Jill Pifer, director of the Fairview Heights Public Library, is on the steering committee for the Illinois Libraries Present. He held a series of informational meetings in the fall, showing potential library members what a budget would look like and what the fees would be. The response was enthusiastic.
“We hadn’t booked any presenters,” she said. “So it was a bit on faith.”
Customer response has also been enthusiastic. About 1,000 people signed up to see and hear Moreno-Garcia, and about 900 for Guillory.
“These are speakers and authors who would never have been available to our customers without this program,” said Kate Niehoff, a Eureka native who is the president of marketing for Illinois Libraries Present and works for the Schaumburg Township District. Library, just outside of Chicago. “It’s a surprise to people. When people see these really big bestselling authors being promoted as library events, they’re thrilled.
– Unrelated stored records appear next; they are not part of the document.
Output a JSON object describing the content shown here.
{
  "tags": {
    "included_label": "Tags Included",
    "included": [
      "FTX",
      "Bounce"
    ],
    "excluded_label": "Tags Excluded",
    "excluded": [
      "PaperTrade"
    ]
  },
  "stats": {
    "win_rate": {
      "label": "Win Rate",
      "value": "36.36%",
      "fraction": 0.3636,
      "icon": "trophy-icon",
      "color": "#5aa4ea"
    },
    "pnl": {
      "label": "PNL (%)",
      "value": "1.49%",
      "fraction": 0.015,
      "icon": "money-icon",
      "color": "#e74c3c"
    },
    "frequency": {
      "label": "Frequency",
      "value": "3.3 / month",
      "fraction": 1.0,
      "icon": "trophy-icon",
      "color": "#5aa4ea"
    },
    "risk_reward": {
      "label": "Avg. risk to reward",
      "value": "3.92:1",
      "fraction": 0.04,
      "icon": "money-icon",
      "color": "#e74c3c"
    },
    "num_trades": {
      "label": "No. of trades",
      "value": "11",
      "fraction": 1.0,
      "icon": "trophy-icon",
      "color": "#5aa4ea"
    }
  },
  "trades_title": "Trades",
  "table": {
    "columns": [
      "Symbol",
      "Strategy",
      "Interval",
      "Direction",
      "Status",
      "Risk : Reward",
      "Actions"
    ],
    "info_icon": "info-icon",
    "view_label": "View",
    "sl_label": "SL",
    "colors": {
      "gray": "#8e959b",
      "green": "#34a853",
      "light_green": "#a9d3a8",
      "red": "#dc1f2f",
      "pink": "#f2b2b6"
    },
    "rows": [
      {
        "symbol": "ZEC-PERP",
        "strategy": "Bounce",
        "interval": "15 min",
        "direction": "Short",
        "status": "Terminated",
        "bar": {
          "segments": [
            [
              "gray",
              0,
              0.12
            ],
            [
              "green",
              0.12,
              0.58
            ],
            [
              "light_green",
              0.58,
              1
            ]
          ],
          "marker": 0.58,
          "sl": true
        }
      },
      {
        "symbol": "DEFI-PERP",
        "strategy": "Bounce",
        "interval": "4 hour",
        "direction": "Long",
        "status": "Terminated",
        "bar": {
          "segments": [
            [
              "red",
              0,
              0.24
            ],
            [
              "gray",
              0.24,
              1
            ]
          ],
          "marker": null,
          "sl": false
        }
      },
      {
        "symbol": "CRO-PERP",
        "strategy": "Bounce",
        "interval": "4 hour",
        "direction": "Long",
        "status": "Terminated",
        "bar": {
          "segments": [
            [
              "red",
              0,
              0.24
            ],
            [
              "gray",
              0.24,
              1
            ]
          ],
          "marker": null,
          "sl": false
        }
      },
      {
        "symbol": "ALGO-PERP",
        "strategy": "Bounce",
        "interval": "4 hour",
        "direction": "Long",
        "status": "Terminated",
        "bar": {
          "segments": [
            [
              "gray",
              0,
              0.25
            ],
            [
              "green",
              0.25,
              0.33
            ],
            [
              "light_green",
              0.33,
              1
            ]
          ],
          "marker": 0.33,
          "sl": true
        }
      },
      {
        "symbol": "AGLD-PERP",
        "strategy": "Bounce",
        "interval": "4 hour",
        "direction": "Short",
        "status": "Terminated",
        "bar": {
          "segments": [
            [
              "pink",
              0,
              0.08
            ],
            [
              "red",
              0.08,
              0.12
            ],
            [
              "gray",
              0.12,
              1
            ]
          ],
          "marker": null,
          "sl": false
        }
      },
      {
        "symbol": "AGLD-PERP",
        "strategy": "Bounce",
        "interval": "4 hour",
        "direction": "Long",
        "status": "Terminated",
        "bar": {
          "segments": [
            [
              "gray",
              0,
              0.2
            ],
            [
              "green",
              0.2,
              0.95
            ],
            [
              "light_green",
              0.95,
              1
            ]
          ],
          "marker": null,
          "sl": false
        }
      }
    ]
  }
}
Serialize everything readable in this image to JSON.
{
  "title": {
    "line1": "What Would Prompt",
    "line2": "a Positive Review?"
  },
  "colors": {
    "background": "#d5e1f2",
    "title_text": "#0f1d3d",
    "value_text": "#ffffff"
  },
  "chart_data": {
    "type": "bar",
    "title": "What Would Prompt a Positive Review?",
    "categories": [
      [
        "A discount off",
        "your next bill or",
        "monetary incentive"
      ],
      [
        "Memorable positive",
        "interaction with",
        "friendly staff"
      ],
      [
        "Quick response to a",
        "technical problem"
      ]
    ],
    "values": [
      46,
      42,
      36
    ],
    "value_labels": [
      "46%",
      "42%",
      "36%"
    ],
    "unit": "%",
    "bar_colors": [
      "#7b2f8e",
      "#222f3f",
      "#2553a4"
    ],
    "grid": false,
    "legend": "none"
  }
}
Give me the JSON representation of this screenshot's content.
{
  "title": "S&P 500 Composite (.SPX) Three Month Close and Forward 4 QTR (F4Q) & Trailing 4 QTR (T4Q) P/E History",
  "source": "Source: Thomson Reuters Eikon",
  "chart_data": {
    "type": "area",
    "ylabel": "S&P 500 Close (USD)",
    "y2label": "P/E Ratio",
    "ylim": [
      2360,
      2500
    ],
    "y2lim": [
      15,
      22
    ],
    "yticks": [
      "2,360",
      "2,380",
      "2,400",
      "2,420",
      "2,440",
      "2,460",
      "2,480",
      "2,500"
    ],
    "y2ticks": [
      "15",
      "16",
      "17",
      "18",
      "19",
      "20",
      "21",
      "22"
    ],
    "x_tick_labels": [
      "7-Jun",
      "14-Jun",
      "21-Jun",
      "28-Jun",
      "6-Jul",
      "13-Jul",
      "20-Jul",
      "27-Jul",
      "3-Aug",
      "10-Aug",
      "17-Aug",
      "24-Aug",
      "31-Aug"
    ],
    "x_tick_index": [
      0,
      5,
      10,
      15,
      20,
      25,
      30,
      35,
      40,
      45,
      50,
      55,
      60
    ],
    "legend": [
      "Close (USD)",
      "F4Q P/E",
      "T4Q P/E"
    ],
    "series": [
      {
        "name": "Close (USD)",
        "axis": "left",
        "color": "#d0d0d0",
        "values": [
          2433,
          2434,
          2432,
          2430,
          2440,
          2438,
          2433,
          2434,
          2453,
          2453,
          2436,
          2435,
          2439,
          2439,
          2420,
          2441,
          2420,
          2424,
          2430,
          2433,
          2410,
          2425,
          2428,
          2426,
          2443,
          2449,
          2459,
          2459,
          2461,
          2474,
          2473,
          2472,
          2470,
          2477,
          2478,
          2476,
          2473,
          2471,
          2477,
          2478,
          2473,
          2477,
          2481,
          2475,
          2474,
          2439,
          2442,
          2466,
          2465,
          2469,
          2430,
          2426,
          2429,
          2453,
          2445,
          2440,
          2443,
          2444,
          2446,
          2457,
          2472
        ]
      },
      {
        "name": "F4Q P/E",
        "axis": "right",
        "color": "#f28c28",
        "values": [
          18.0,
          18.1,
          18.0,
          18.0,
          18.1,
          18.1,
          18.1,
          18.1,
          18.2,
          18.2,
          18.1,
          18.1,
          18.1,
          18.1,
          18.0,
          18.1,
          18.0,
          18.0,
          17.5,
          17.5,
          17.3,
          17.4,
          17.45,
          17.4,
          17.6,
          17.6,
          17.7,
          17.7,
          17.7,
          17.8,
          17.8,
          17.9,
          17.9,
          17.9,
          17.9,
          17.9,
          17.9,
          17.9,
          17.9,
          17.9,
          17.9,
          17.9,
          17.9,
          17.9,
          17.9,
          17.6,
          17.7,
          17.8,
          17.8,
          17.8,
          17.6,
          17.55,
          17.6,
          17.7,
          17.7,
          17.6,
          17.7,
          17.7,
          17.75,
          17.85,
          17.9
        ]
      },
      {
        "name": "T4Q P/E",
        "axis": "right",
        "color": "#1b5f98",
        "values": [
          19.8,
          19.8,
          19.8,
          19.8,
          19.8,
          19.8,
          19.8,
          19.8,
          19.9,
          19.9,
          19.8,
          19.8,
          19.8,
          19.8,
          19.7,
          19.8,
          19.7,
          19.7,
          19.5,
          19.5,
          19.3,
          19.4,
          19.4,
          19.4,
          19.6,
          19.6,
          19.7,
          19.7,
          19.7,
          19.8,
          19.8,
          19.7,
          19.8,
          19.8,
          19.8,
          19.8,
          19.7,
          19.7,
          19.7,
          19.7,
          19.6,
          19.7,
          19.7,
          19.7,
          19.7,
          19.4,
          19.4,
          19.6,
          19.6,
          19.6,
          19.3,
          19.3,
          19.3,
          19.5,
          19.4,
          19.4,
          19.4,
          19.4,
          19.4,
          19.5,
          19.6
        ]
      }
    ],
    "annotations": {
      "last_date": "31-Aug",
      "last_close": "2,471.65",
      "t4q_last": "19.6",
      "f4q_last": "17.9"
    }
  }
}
If attendees can’t see the speaker live, they receive a link to view a video of the presentation, which is usually live for about 10-14 days after.
Programs can cost Illinois Present Libraries about $10,000 each, including paying moderators to ask questions. The program has a budget of $114,450, which comes primarily from membership fees, but also from grants from the Illinois Heartland Library System and the Illinois State Library.
Illinois Libraries Present provides libraries with marketing materials that they can use to post on message boards and social media. The group even rents out its high-capacity Zoom license if member libraries want to host their own events.
Library directors think the program is unique and have not seen anything like it on this scale.
“It just goes to show that the whole idea that collaboration is key — that’s what libraries do,” Pifer said. “We share resources. We share materials. This is an important piece of advocacy that legislators need to see, to continue to fund libraries, to continue to fund initiatives that libraries support, to continue to listen to what libraries say that their issues are.
Planners have members across the state from different types of communities to serve on different committees, including marketing, programming, data and numbers, and event production. They take suggestions and look at new books coming out when deciding which authors to ask for. They are deciding who to hire for the fall and are looking for more library systems to join the official program which begins in September.
As it becomes safer for people to meet in person again, they see no desire to end virtual programming. Niehoff has asked many clients to continue hosting virtual events, making it easier for them to attend.
It makes Pifer think of the evolution of the Internet in the 1990s, and people wondering if libraries were going to disappear. But they’ve evolved to offer things like hotspots and computers that people can check out, she pointed out.
“You have to evolve to stay relevant,” she said. “Now we’re just trying to all elevate ourselves at the same time, and not leave the programming to people who have bigger budgets. People all over the state are interested in these writers. It’s good to to do something to bring the people of Carbondale and the people of Rockford together, to have people from all over the state doing something at the same time is great.